6. Fothergilla–This is new in my garden since last year. The fall color was spectacular—another one with shades of orange. It is flowering now in these puffy, fluffy white poms. So far the plant has been vigorous and I admire the scalloped edge on the leaves as well as the sort of dusty blue-green color of the foliage;
7. Viburnum—there are very few Viburnum I don’t like. Just finished blooming in my garden is Korean Spice, and up next is the Cranberry. Last year I planted one called ‘Kern’s Pink’ and noted in my garden inspection today that it is going to have several blooms—which is great considering it is a very young plant.
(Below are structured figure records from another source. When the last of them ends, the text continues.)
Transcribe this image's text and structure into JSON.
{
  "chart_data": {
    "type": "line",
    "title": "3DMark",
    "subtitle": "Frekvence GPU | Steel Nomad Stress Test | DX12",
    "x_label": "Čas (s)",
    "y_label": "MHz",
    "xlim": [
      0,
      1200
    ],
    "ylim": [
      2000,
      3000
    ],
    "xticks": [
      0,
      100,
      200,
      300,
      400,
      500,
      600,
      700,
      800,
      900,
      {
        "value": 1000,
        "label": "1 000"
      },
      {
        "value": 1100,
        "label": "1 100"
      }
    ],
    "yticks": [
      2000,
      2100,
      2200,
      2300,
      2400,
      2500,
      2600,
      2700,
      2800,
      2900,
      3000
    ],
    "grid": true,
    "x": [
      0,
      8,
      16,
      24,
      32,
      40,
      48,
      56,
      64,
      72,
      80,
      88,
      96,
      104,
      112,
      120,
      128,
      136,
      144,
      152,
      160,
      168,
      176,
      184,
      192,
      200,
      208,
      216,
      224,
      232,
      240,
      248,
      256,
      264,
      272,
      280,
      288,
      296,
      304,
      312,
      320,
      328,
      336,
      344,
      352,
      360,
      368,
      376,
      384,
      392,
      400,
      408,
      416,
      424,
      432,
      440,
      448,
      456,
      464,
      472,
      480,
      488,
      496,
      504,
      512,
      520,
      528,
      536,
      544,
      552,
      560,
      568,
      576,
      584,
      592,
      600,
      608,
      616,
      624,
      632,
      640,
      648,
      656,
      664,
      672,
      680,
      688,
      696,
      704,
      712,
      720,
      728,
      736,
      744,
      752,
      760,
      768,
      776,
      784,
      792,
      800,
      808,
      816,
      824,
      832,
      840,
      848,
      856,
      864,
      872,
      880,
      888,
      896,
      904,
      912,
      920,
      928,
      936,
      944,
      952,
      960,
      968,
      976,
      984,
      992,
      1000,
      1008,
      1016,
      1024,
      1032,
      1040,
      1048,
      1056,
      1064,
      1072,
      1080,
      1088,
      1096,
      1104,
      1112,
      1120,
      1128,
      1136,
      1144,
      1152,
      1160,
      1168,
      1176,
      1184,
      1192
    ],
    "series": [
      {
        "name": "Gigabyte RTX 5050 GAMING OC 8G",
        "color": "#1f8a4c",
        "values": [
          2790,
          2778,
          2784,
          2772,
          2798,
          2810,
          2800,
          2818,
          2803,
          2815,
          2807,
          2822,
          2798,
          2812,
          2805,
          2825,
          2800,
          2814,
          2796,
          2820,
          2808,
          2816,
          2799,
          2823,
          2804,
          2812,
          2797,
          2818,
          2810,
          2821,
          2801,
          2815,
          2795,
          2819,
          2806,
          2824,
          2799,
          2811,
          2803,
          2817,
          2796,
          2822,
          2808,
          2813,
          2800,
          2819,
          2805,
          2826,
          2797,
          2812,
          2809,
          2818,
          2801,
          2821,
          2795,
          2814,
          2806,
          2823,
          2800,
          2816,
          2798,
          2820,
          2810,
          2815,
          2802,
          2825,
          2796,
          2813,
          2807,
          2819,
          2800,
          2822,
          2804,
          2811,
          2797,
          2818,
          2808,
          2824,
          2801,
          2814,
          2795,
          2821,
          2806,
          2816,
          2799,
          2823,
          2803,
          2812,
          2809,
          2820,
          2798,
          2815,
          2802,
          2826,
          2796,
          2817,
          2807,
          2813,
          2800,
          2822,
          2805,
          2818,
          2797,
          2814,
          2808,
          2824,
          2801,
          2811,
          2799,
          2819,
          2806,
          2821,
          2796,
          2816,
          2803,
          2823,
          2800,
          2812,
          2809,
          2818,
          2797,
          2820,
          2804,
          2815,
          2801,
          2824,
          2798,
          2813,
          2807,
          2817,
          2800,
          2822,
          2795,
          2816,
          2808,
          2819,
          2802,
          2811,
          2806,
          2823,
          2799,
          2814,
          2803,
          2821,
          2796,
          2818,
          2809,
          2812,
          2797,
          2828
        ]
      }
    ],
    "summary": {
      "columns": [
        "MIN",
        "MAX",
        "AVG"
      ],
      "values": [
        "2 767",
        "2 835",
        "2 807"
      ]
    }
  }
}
Fall color ranges from deep reds to yellows. Many have berries the birds like and some berries persist into the winter. Research varieties appropriate for your garden as some do get quite large;
8. Japanese Plum Yew—this is a great evergreen for shade that is deer-resistant. The foliage will remind you of yew except the color is much deeper a green and the leaves are longer and glossier. This grows slowly and makes an excellent ground cover. Companion plants to this would be Hosta, Hydrangea, and other shrubs with large and broad leaves;
9. PJM Rhododendron—One of my favorite Rhoddies because it has a nice fall color to the foliage. It blooms very early; mine is just about finished. Pretty lavender-colored flowers on the delicate side. It also doesn’t get quite as large as many Rhoddies do so it is easily part of a suburban garden;
10. Carolina Allspice—another new plant for me from last year and it has one bud—I am so excited. The variety I planted is called, ‘Hartlage Wine;’ it has a deep red, rose-like flower. I saw this first at my wholesale nursery and it stopped me in my tracks. Had to have it. Right now the foliage is a bright, glossy green and since the plant is so young I didn’t expect to have a bloom this year so even one is a great thing. Nurseries should be stocked to the hilt right about now so it’s a great time to shop. And plant. And watch some kissing Cardinals.